Bailout Is Bigger Than Pentagon's Budget
Cost of Rescue to Add to Challenges for Next President
Saturday, September 20, 2008; 11:00 AM
The $700 billion that the U.S. government estimates that it will cost to buy the risky investments of financial institutions in coming months approaches is more than what it costs to run the Pentagon for a year.
That estimate of the economic rescue plan that the Treasury department sent to Capitol Hill today is on top of the nearly $200 billion he said earlier this month that he is willing to spend on the government's rescue of Fannie Mae and Freddie Mac.
The Pentagon budget last year was about $600 billion. Over time, Congress has appropriated a total of about $650 billion for the war in Iraq, plus $200 billion for Afghanistan.
The spending for the bailout will add to nearly record projected deficits this year and next. The package made public today asked Congress to raise the federal debt limit from $10.6 trillion to $11.3 trillionWhat effect that spending will have on the U.S. economy is unclear, although it will almost surely complicate any policy plans the next administration will have, fiscal observers said.
"The campaign agendas become irrelevant, this is the agenda of the new president," said Robert L. Bixby, executive director of the nonpartisan Concord Coalition. "Because this is of such magnitude, it is going to be job one of the new president."
Presidential candidates Sens. John McCain (R-Ariz.) and Barack Obama (D-Ill.) have promised billions in new tax cuts or new spending. But an expanding deficit could impair future economic growth, particularly if lawmakers pay down that debt by raising taxes.
The weak economy and a sharp increase in government spending has led the Congressional Budget Office to project that the deficit will be a near-record $407 billion when the budget year ends later this month.
The next president is likely to face a shortfall in January of well over $500 billion, according to congressional analysts.
Under the proposal Treasury Secretary Henry M. Paulson Jr. laid out yesterday, the government will buy securities through a reverse auction process. While those securities are currently almost worthless, administration officials plan to hold them several years in the hopes that they will regain some, if not all, of the money the government spends.
In the meantime, the impact on the deficit is not clear because the money may not be completely lost. The Congressional Budget Office will determine next week what portion of the government's purchases should be counted against the deficit, essentially trying to determine how much will be recovered or lost, based on complicated economic models.

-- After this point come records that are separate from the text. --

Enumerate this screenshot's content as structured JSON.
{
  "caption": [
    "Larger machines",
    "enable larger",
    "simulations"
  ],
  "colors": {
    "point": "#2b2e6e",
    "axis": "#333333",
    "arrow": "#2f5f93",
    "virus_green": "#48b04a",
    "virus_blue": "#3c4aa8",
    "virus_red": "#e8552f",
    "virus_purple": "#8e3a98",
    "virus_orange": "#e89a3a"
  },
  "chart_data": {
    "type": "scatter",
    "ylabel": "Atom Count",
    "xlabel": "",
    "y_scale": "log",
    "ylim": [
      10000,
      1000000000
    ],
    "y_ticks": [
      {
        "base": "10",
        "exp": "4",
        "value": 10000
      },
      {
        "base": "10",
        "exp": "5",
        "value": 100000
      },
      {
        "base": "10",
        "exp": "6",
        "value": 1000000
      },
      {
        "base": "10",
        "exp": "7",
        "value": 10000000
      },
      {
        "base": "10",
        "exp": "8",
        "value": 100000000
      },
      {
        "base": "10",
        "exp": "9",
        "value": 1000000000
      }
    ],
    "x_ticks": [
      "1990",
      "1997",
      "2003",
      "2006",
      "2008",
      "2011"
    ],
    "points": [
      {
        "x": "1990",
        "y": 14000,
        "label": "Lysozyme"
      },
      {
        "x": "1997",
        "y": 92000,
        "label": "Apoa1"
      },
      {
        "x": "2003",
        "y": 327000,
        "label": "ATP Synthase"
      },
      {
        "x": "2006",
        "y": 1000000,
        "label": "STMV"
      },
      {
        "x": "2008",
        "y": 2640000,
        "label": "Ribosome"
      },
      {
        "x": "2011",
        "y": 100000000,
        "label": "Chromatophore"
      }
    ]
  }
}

Fiscal observers noted that the problem now facing the government is the one that has plagued Wall Street over the last year: how to determine what these complicated loans are worth.
"If you have a smoothly functioning market, and you buy a security, it is worth what you paid for it, because that is what the market says it is worth, but the problem here is the market is not working," said James R. Horney, director of federal fiscal policy at the nonpartisan Center on Budget and Policy Priorities in Washington. "That is the whole issue: what are these things really worth?"